Kaléidoscope

Lorsqu’un artiste se décide à prendre les chemins de traverse et à explorer toute la diversité du répertoire destiné à son instrument, il s’expose certes immanquablement à des choix cornéliens mais en même temps il s’offre l’occasion de mobiliser toutes les ressources de son instrument et d’illustrer l’ensemble de sa palette expressive. Tel est bien le propos du récital d’Elsa Grether, qui justifie pleinement son titre de Kaléidoscope : faire découvrir toutes les ressources du violon (qui n’en est pas avare !), à travers le temps, l’espace et les esthétiques. Avec tout d’abord Johann Sebastian Bach dont la très célèbre Chaconne, extraite de la Partita en ré mineur, constitue l’apogée de l’école baroque allemande, merveilleusement apte à conjuguer avec élégance et efficacité la séduction mélodique et l’architecture harmonique. Le voyage comporte bien d’autres étapes, comprenant une évocation de la virtuosité romantique chez Ysaÿe, une particulière alchimie entre tonalité et réminiscences folkloriques chez Khatchaturian, une intéressante combinaison entre expression généreuse et langage rigoureusement classique, avec de claires références à Bach, chez Honegger, et enfin une exploration sonore toute en raffinement aux relents quasi mystiques, alternant énergie et apesanteur, chez Ton-Thât-Tiet.

Jean-Marie MARCHAL


JS BACH
Chaconne de la IIème Partita en ré m

TON-THÂT-TIET
Métal Terre Eau

E YSAŸE
Sonate n°3 Ballade op.27

A KHATCHATURIAN
Sonate Monologue

A HONEGGER
Sonate

I ALBENIZ
Asturias


UN VOYAGE INTENSE ET PASSIONNANT DÉVOILANT LES MILLE FACETTES DU VIOLON À TRAVERS LES SIÈCLES

Kaléidoscope. Ce seul terme décrit le propos d’Elsa Grether dans son nouvel album : illustrer l’ensemble de la palette expressive de son violon en explorant toute la diversité stylistique de ce répertoire. De la fameuse Chaconne de Jean-Sébastien Bach au contemporain Métal terre eau de Tôn Thất Tiết, en passant par des pièces d’Eugène Ysaÿe, Aram Khatchatourian, Arthur Honegger ou encore Isaac Albéniz, la violoniste nous emmène pour son troisième opus chez Fuga Libera dans un cocktail de couleurs et de timbres. Elle charme par un son toujours élégant et aux lignes bien dessinées, et invite à l’exploration de cet instrument aux mille facettes. Une découverte à travers le temps, l’espace et les esthétiques à mettre entre toutes les mains !

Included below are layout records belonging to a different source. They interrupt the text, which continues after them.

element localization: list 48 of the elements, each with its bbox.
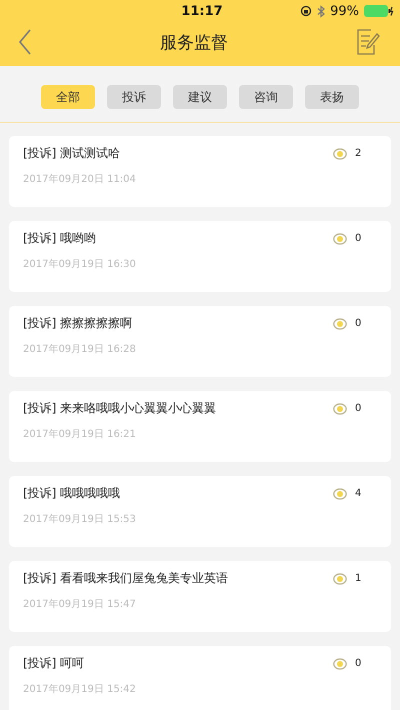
eye-icon	[333, 316, 347, 330]
feedback-card[interactable]: [投诉] 哦哟哟 0 2017年09月19日 16:30	[9, 221, 391, 292]
eye-icon	[333, 232, 347, 246]
item-title: [投诉] 擦擦擦擦擦啊	[23, 315, 132, 332]
filter-tab[interactable]: 投诉	[107, 85, 161, 109]
item-date: 2017年09月19日 15:47	[23, 598, 137, 611]
item-title: [投诉] 呵呵	[23, 655, 84, 672]
eye-icon	[333, 146, 347, 160]
feedback-card[interactable]: [投诉] 测试测试哈 2 2017年09月20日 11:04	[9, 136, 391, 207]
eye-icon	[333, 572, 347, 586]
filter-tab[interactable]: 咨询	[239, 85, 293, 109]
item-title: [投诉] 测试测试哈	[23, 145, 120, 162]
eye-icon	[333, 402, 347, 416]
view-count: 1	[355, 573, 362, 584]
edit-note-icon[interactable]	[356, 29, 380, 55]
item-title: [投诉] 哦哟哟	[23, 230, 96, 247]
item-date: 2017年09月19日 16:28	[23, 343, 137, 356]
item-title: [投诉] 哦哦哦哦哦	[23, 485, 120, 502]
item-date: 2017年09月20日 11:04	[23, 173, 137, 186]
view-count: 4	[355, 488, 362, 499]
item-title: [投诉] 来来咯哦哦小心翼翼小心翼翼	[23, 400, 216, 417]
view-count: 0	[355, 658, 362, 669]
item-date: 2017年09月19日 16:21	[23, 428, 137, 441]
view-count: 0	[355, 403, 362, 414]
filter-tab[interactable]: 建议	[173, 85, 227, 109]
bluetooth-icon	[317, 4, 326, 18]
feedback-card[interactable]: [投诉] 擦擦擦擦擦啊 0 2017年09月19日 16:28	[9, 306, 391, 377]
eye-icon	[333, 656, 347, 670]
view-count: 0	[355, 233, 362, 244]
page-title: 服务监督	[160, 32, 228, 54]
item-date: 2017年09月19日 15:42	[23, 683, 137, 696]
item-title: [投诉] 看看哦来我们屋兔兔美专业英语	[23, 570, 228, 587]
battery-percent: 99%	[330, 4, 359, 18]
feedback-card[interactable]: [投诉] 哦哦哦哦哦 4 2017年09月19日 15:53	[9, 476, 391, 547]
feedback-card[interactable]: [投诉] 看看哦来我们屋兔兔美专业英语 1 2017年09月19日 15:47	[9, 561, 391, 632]
eye-icon	[333, 486, 347, 500]
rotation-lock-icon	[300, 5, 312, 17]
battery-icon	[364, 5, 394, 17]
view-count: 2	[355, 148, 362, 159]
filter-tab[interactable]: 全部	[41, 85, 95, 109]
view-count: 0	[355, 318, 362, 329]
item-date: 2017年09月19日 15:53	[23, 513, 137, 526]
feedback-card[interactable]: [投诉] 呵呵 0 2017年09月19日 15:42	[9, 646, 391, 710]
status-time: 11:17	[181, 4, 223, 18]
back-icon[interactable]	[18, 29, 32, 55]
filter-tab[interactable]: 表扬	[305, 85, 359, 109]
feedback-card[interactable]: [投诉] 来来咯哦哦小心翼翼小心翼翼 0 2017年09月19日 16:21	[9, 391, 391, 462]
item-date: 2017年09月19日 16:30	[23, 258, 137, 271]
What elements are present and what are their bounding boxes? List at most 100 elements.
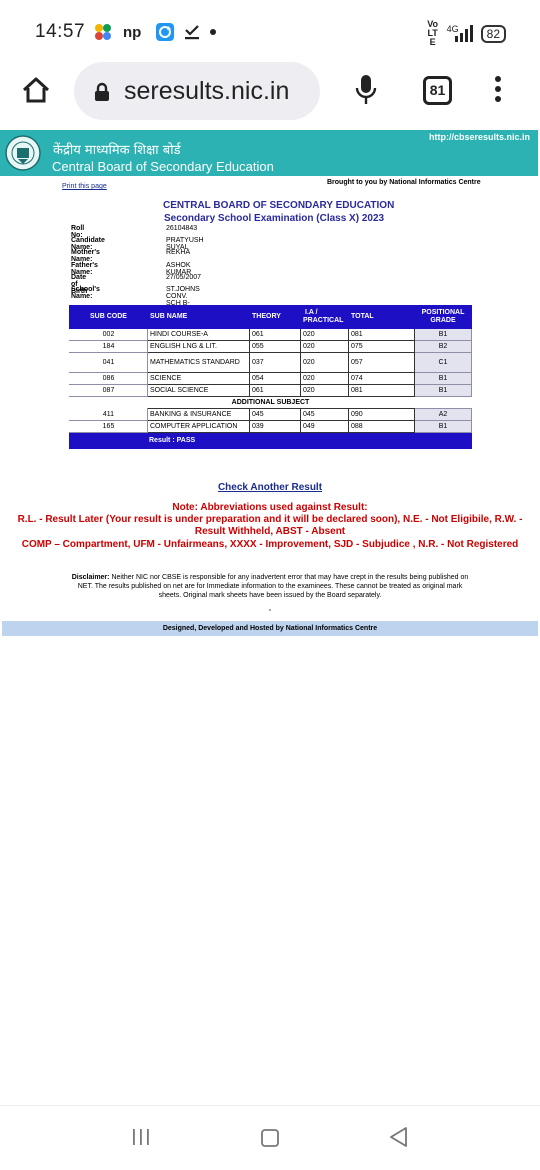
cbse-emblem-icon <box>5 135 41 171</box>
sub-code: 002 <box>69 328 148 341</box>
sub-name: SOCIAL SCIENCE <box>147 384 250 397</box>
theory-marks: 055 <box>249 340 301 353</box>
pinwheel-icon <box>95 24 111 40</box>
print-page-link[interactable]: Print this page <box>62 183 107 190</box>
theory-marks: 039 <box>249 420 301 433</box>
theory-marks: 061 <box>249 328 301 341</box>
lock-icon <box>95 82 109 101</box>
separator-dot <box>269 609 271 611</box>
sub-code: 411 <box>69 408 148 421</box>
info-label: School's Name: <box>71 285 100 300</box>
practical-marks: 020 <box>300 328 349 341</box>
total-marks: 057 <box>348 352 415 373</box>
note-line-1: R.L. - Result Later (Your result is unde… <box>17 514 523 537</box>
header-total: TOTAL <box>348 305 415 329</box>
status-bar: 14:57 np Vo LTE 4G 82 <box>0 0 540 64</box>
practical-marks: 020 <box>300 340 349 353</box>
mic-icon[interactable] <box>354 74 378 106</box>
abbreviation-note: Note: Abbreviations used against Result:… <box>8 502 532 551</box>
total-marks: 090 <box>348 408 415 421</box>
sub-code: 184 <box>69 340 148 353</box>
header-grade-line2: GRADE <box>430 317 456 324</box>
signal-icon: 4G <box>447 24 473 44</box>
header-practical-line2: PRACTICAL <box>303 317 344 324</box>
total-marks: 074 <box>348 372 415 385</box>
notification-dot-icon <box>210 29 216 35</box>
url-text: seresults.nic.in <box>124 77 290 105</box>
sub-code: 086 <box>69 372 148 385</box>
np-app-icon: np <box>123 24 141 41</box>
table-row: 165 COMPUTER APPLICATION 039 049 088 B1 <box>69 420 472 433</box>
status-icons-left: np <box>93 22 217 42</box>
marks-header-row: SUB CODE SUB NAME THEORY I.A / PRACTICAL … <box>69 305 472 329</box>
phone-screen: 14:57 np Vo LTE 4G 82 seresults.nic.in 8… <box>0 0 540 1170</box>
practical-marks: 045 <box>300 408 349 421</box>
sub-name: SCIENCE <box>147 372 250 385</box>
practical-marks: 020 <box>300 384 349 397</box>
address-bar[interactable]: seresults.nic.in <box>74 62 320 120</box>
header-sub-name: SUB NAME <box>147 305 250 329</box>
table-row: 086 SCIENCE 054 020 074 B1 <box>69 372 472 385</box>
more-vert-icon[interactable] <box>491 76 505 106</box>
battery-indicator: 82 <box>480 24 506 43</box>
tabs-button[interactable]: 81 <box>423 76 452 105</box>
table-row: 411 BANKING & INSURANCE 045 045 090 A2 <box>69 408 472 421</box>
info-value: 26104843 <box>166 225 198 232</box>
grade: B1 <box>414 372 472 385</box>
grade: B1 <box>414 384 472 397</box>
header-sub-code: SUB CODE <box>69 305 148 329</box>
cbse-header-banner: केंद्रीय माध्यमिक शिक्षा बोर्ड Central B… <box>0 130 538 176</box>
sub-code: 165 <box>69 420 148 433</box>
sub-name: MATHEMATICS STANDARD <box>147 352 250 373</box>
svg-text:np: np <box>123 24 141 41</box>
nav-divider <box>0 1105 540 1106</box>
disclaimer: Disclaimer: Neither NIC nor CBSE is resp… <box>66 573 474 600</box>
note-line-2: COMP – Compartment, UFM - Unfairmeans, X… <box>21 539 519 550</box>
practical-marks: 020 <box>300 372 349 385</box>
info-value: 27/05/2007 <box>166 273 202 281</box>
total-marks: 075 <box>348 340 415 353</box>
sub-code: 087 <box>69 384 148 397</box>
volte-text: Vo LTE <box>427 19 439 47</box>
home-icon[interactable] <box>20 74 52 106</box>
back-icon[interactable] <box>388 1126 408 1148</box>
sub-name: ENGLISH LNG & LIT. <box>147 340 250 353</box>
sub-name: BANKING & INSURANCE <box>147 408 250 421</box>
theory-marks: 045 <box>249 408 301 421</box>
home-nav-icon[interactable] <box>260 1128 280 1148</box>
brought-by-text: Brought to you by National Informatics C… <box>327 179 481 186</box>
theory-marks: 054 <box>249 372 301 385</box>
grade: B2 <box>414 340 472 353</box>
practical-marks: 049 <box>300 420 349 433</box>
theory-marks: 061 <box>249 384 301 397</box>
header-practical: I.A / PRACTICAL <box>300 305 349 329</box>
board-name-english: Central Board of Secondary Education <box>52 159 274 174</box>
info-value: REKHA <box>166 249 191 257</box>
check-another-result-link[interactable]: Check Another Result <box>0 482 540 493</box>
recents-icon[interactable] <box>131 1128 151 1146</box>
note-title: Note: Abbreviations used against Result: <box>172 502 368 513</box>
result-row: Result : PASS <box>69 432 472 449</box>
browser-toolbar: seresults.nic.in 81 <box>0 60 540 124</box>
volte-label: Vo LTE <box>427 20 439 47</box>
total-marks: 088 <box>348 420 415 433</box>
additional-subject-row: ADDITIONAL SUBJECT <box>69 396 472 409</box>
cbse-results-link[interactable]: http://cbseresults.nic.in <box>429 132 530 142</box>
download-done-icon <box>185 25 199 40</box>
status-icons-right: Vo LTE 4G 82 <box>427 20 506 47</box>
board-name-hindi: केंद्रीय माध्यमिक शिक्षा बोर्ड <box>53 143 181 158</box>
marks-table: SUB CODE SUB NAME THEORY I.A / PRACTICAL … <box>69 305 472 449</box>
grade: B1 <box>414 420 472 433</box>
table-row: 002 HINDI COURSE-A 061 020 081 B1 <box>69 328 472 341</box>
footer-credit: Designed, Developed and Hosted by Nation… <box>2 621 538 636</box>
grade: C1 <box>414 352 472 373</box>
table-row: 041 MATHEMATICS STANDARD 037 020 057 C1 <box>69 352 472 373</box>
table-row: 087 SOCIAL SCIENCE 061 020 081 B1 <box>69 384 472 397</box>
status-time: 14:57 <box>35 21 86 42</box>
total-marks: 081 <box>348 328 415 341</box>
sub-code: 041 <box>69 352 148 373</box>
result-board-title: CENTRAL BOARD OF SECONDARY EDUCATION <box>163 200 395 211</box>
grade: B1 <box>414 328 472 341</box>
disclaimer-label: Disclaimer: <box>71 574 110 581</box>
theory-marks: 037 <box>249 352 301 373</box>
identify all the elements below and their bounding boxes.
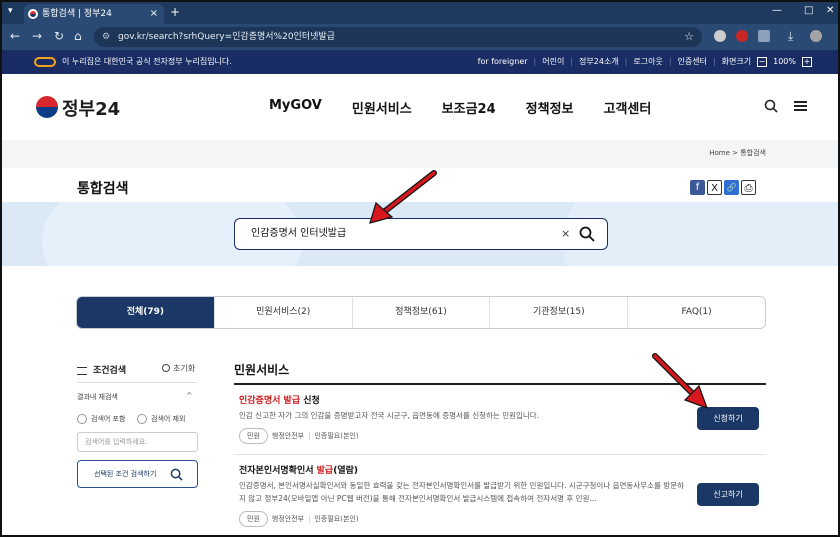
radio-exclude[interactable]: 검색어 제외 bbox=[137, 414, 185, 424]
nav-mygov[interactable]: MyGOV bbox=[269, 98, 322, 117]
minimize-button[interactable]: — bbox=[772, 5, 782, 16]
facebook-share-icon[interactable]: f bbox=[690, 180, 705, 195]
tab-close-icon[interactable]: × bbox=[150, 4, 158, 24]
annotation-arrow-icon bbox=[652, 353, 709, 410]
zoom-value: 100% bbox=[773, 57, 796, 66]
utility-links: for foreigner | 어린이 | 정부24소개 | 로그아웃 | 인증… bbox=[478, 50, 812, 74]
nav-subsidy24[interactable]: 보조금24 bbox=[442, 98, 496, 117]
result-title[interactable]: 전자본인서명확인서 발급(열람) bbox=[239, 463, 358, 476]
search-icon[interactable] bbox=[764, 99, 778, 113]
site-logo-text[interactable]: 정부24 bbox=[62, 95, 120, 121]
link-about[interactable]: 정부24소개 bbox=[579, 50, 619, 74]
reload-icon[interactable]: ↻ bbox=[54, 29, 64, 43]
list-item: 전자본인서명확인서 발급(열람) 인감증명서, 본인서명사실확인서와 동일한 효… bbox=[234, 463, 766, 533]
main-navigation: MyGOV 민원서비스 보조금24 정책정보 고객센터 bbox=[269, 98, 651, 117]
breadcrumb-current: 통합검색 bbox=[740, 149, 766, 157]
official-notice: 이 누리집은 대한민국 공식 전자정부 누리집입니다. bbox=[62, 57, 232, 66]
agency-label: 행정안전부 bbox=[271, 432, 305, 440]
bookmark-star-icon[interactable]: ☆ bbox=[684, 27, 694, 47]
result-description: 인감증명서, 본인서명사실확인서와 동일한 효력을 갖는 전자본인서명확인서를 … bbox=[239, 481, 684, 503]
link-cert-center[interactable]: 인증센터 bbox=[678, 50, 707, 74]
tab-agency-info[interactable]: 기관정보(15) bbox=[490, 297, 629, 328]
hamburger-menu-icon[interactable] bbox=[794, 101, 807, 111]
radio-circle bbox=[137, 414, 147, 424]
copy-link-icon[interactable]: 🔗 bbox=[724, 180, 739, 195]
extension-icon[interactable] bbox=[736, 30, 748, 42]
result-tags: 민원 행정안전부 | 인증필요(본인) bbox=[239, 511, 359, 527]
download-icon[interactable]: ⤓ bbox=[788, 29, 793, 44]
favicon-icon bbox=[28, 9, 38, 19]
auth-label: 인증필요(본인) bbox=[314, 432, 359, 440]
back-icon[interactable]: ← bbox=[10, 29, 20, 43]
link-children[interactable]: 어린이 bbox=[542, 50, 564, 74]
breadcrumb-home[interactable]: Home bbox=[709, 149, 730, 157]
site-info-icon[interactable]: ⚙ bbox=[102, 27, 110, 47]
tab-civil-services[interactable]: 민원서비스(2) bbox=[215, 297, 353, 328]
filter-title: 조건검색 bbox=[77, 363, 126, 376]
extensions-puzzle-icon[interactable] bbox=[758, 30, 770, 42]
filter-reset-button[interactable]: 초기화 bbox=[162, 363, 195, 374]
filter-sliders-icon bbox=[77, 366, 87, 375]
category-badge: 민원 bbox=[239, 511, 268, 527]
browser-tab-strip: ▾ 통합검색 | 정부24 × + — □ ✕ bbox=[2, 2, 838, 24]
auth-label: 인증필요(본인) bbox=[314, 515, 359, 523]
search-submit-icon[interactable] bbox=[579, 226, 595, 242]
screenshot-frame: ▾ 통합검색 | 정부24 × + — □ ✕ ← → ↻ ⌂ ⚙ gov.kr… bbox=[0, 0, 840, 537]
nav-customer-center[interactable]: 고객센터 bbox=[604, 98, 652, 117]
result-description: 인감 신고한 자가 그의 인감을 증명받고자 전국 시군구, 읍면동에 증명서를… bbox=[239, 411, 540, 420]
share-tools: f X 🔗 ⎙ bbox=[690, 180, 756, 195]
tab-list-button[interactable]: ▾ bbox=[8, 6, 13, 16]
category-badge: 민원 bbox=[239, 428, 268, 444]
home-icon[interactable]: ⌂ bbox=[74, 29, 82, 43]
egov-logo-icon bbox=[34, 57, 56, 67]
nav-civil-services[interactable]: 민원서비스 bbox=[352, 98, 412, 117]
close-window-button[interactable]: ✕ bbox=[826, 5, 834, 16]
result-title[interactable]: 인감증명서 발급 신청 bbox=[239, 393, 320, 406]
browser-tab[interactable]: 통합검색 | 정부24 × bbox=[24, 4, 164, 24]
clear-search-icon[interactable]: × bbox=[561, 219, 570, 249]
breadcrumb-bar: Home > 통합검색 bbox=[2, 140, 838, 168]
profile-avatar[interactable] bbox=[810, 30, 822, 42]
zoom-label: 화면크기 bbox=[721, 57, 752, 66]
gov24-logo-icon[interactable] bbox=[36, 96, 58, 118]
extension-icon[interactable] bbox=[714, 30, 726, 42]
nav-policy-info[interactable]: 정책정보 bbox=[526, 98, 574, 117]
x-share-icon[interactable]: X bbox=[707, 180, 722, 195]
tab-faq[interactable]: FAQ(1) bbox=[628, 297, 765, 328]
print-icon[interactable]: ⎙ bbox=[741, 180, 756, 195]
search-icon bbox=[170, 468, 183, 481]
zoom-in-button[interactable]: + bbox=[802, 57, 812, 67]
filter-search-button[interactable]: 선택된 조건 검색하기 bbox=[77, 460, 198, 488]
tab-all[interactable]: 전체(79) bbox=[77, 297, 215, 328]
result-tabs: 전체(79) 민원서비스(2) 정책정보(61) 기관정보(15) FAQ(1) bbox=[76, 296, 766, 329]
link-foreigner[interactable]: for foreigner bbox=[478, 50, 528, 74]
radio-include[interactable]: 검색어 포함 bbox=[77, 414, 125, 424]
result-tags: 민원 행정안전부 | 인증필요(본인) bbox=[239, 428, 359, 444]
breadcrumb: Home > 통합검색 bbox=[709, 149, 766, 157]
annotation-arrow-icon bbox=[369, 170, 437, 224]
radio-circle bbox=[77, 414, 87, 424]
new-tab-button[interactable]: + bbox=[170, 5, 180, 19]
tab-title: 통합검색 | 정부24 bbox=[42, 9, 112, 19]
url-text: gov.kr/search?srhQuery=인감증명서%20인터넷발급 bbox=[118, 32, 335, 42]
browser-toolbar: ← → ↻ ⌂ ⚙ gov.kr/search?srhQuery=인감증명서%2… bbox=[2, 24, 838, 50]
official-site-banner: 이 누리집은 대한민국 공식 전자정부 누리집입니다. for foreigne… bbox=[2, 50, 838, 74]
zoom-out-button[interactable]: − bbox=[757, 57, 768, 67]
chevron-up-icon[interactable]: ^ bbox=[186, 391, 193, 400]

L’enregistrement du disque à l’abbaye de Fontevraud a fait l’objet d’un film, réalisé par le producteur Patrick Savey (Zycopolis) :


Le concert de lancement aura lieu le Lundi 18 septembre 2017 à 20h30 au Collège des Bernardins : http://castel-production.com/concert-de-lancement-cd-kaleidoscope-elsa-grether/

Pour réserver des places : https://www.weezevent.com/concert-de-lancement-cd-kaleidoscope-elsa-grether


Premiers échos de la presse :

Alain COCHARD, Concertclassic : « Humaine autorité dans Bach et Honegger, mystère dans Tôn-That Tiet, puissant souffle narratif dans Ysaÿe et Khachaturian : ce « kaléidoscope » captive de bout en bout, avec, pour récompense, au terme d’un exigeant mais prenant parcours, le soleil d’Albéniz ».
http://www.concertclassic.com/article/elsa-grether-en-tournee-avec-lorchestre-symphonique-de-briansk-archet-race

Yvan BEUVARD, Classiquenews :  « Ce disque original et riche, où au plus familier succède le plus rare, est un bijou précieux, dont on ne se lasse pas. Le jeu libre, épanoui, d’une exceptionnelle maîtrise, toujours sensible, relève du grand art.  De programme en programme, d’enregistrement en enregistrement, Elsa Grether s’affirme comme une des plus douées et des plus inspirées de nos jeunes violonistes ».